To generate all sitemaps is the problem. If there are 4 pages on a site there are 100 possible sitemaps.
I'm still thinking how I can do this. Have someone of you any tips or solutions.
I hope I'm clear enough.
grtz from the Netherlands,
October 7th, 2003, 04:27 PM
How do you generate 100 sitemaps out of 4 links? Assuming we have 4 links linkA, linkB, linkC, linkD, how is the sitemap supposed to look like?
Up the Irons
What Would Jimi Do? Smash amps. Burn guitar. Take the groupies home.
"Death Before Dishonour, my Friends!!" - Bruce D ickinson, Iron Maiden Aug 20, 2005 @ OzzFest
Down with Sharon Osbourne
"I wouldn't hire a butcher to fix my car. I also wouldn't hire a marketing firm to build my website." - Nilpo
October 7th, 2003, 04:42 PM
If I have the 4 links, you can have several possible tree stuctures.
If you count all possible combinations you get 100 results.
I hope I have answered your question. Maybe now you know what I mean.
October 7th, 2003, 08:26 PM
Sorry i'm lost, how do you get LinkA, LinkB, LinkC and LinkD to yield 100 possible combinations, it seems like allot to me .. but i might b mistaken. Just out of interest why do you need to generate EVER possible sitemap combo?
As for getting the links in the first place you might want to take a look at urlopen() in the urllib module which will let you read a webpage like any other file. You'll then have to get the links from this, you can do that pretty easily this with Pythons re (regular expressions) module.
October 14th, 2003, 08:41 AM
After a few trials I saw it is impossible to do this.

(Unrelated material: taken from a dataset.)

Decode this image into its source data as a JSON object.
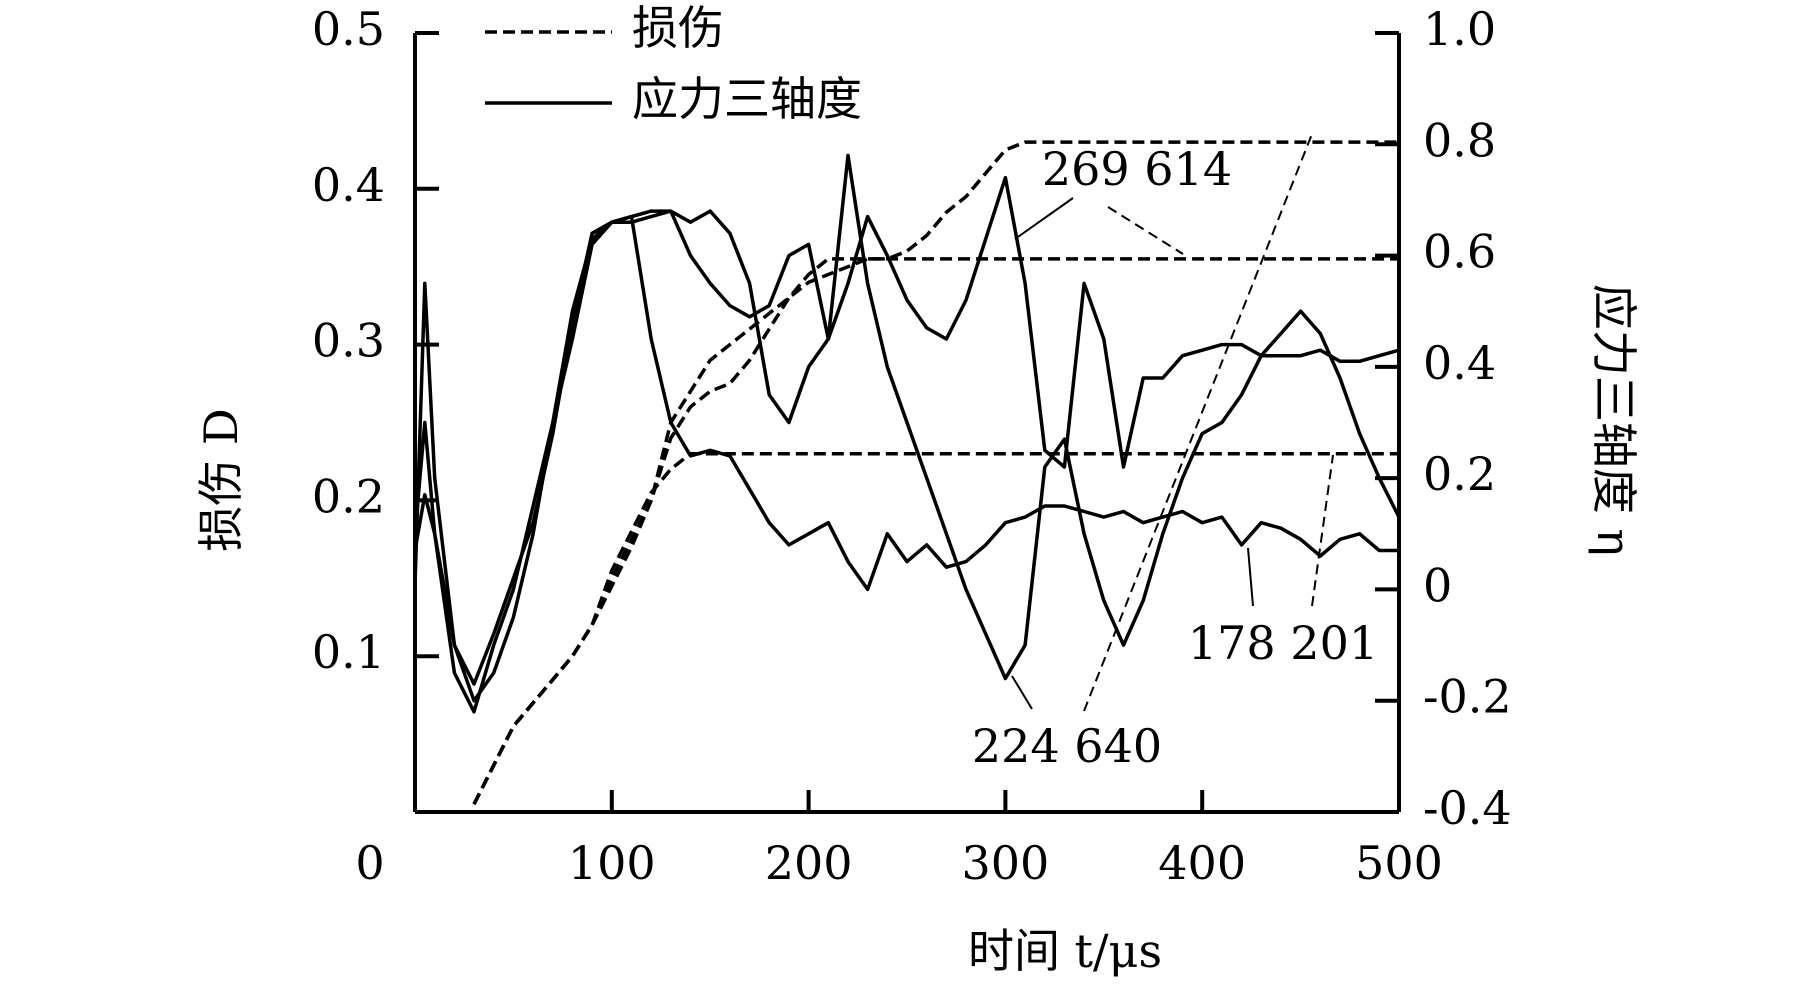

It takes a long time if there are a lot more links.
But I have another question.
I'd like to parse a website (that's not the problem) but it doesn't work when there are frames on it.
Does anyone know how to parse the frames for links.
I hope this is clear
October 14th, 2003, 08:49 AM
Probably the best way to parse a frameset would be to get the page referances from the main stage (manually or as part of the program) and then read and parse all the pages connected to the frame.. not too hard
October 14th, 2003, 09:33 AM
With only 4 links you are limited to 24 possible sitemaps.

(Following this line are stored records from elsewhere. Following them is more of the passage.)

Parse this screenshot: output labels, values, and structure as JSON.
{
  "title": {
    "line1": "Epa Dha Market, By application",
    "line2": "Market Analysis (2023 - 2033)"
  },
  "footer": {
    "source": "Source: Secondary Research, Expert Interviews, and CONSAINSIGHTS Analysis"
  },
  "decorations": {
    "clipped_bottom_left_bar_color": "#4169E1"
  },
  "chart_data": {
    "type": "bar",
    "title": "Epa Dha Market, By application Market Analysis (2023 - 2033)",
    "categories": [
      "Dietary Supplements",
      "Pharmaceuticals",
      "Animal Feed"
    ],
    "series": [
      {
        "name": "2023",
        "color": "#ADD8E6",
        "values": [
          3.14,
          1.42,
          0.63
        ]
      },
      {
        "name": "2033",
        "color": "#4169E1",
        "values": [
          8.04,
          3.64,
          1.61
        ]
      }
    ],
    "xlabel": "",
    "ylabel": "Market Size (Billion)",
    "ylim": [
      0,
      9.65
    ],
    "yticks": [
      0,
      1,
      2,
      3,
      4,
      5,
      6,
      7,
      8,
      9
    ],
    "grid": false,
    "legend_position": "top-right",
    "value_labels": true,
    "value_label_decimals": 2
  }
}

at 5 links you would have 120, but the"root" is always in the first position, as you described it, so it is not effected by this.
Unless you left out information such as each page links to every other page... then you would have 108 possibilities.
This wouldn't be too hard as a loop....
but with additional links this kind of program would get slower.
Perhaps if we knew how/why you would need every possible sitemap and more about the site structure... something simpler can be suggested.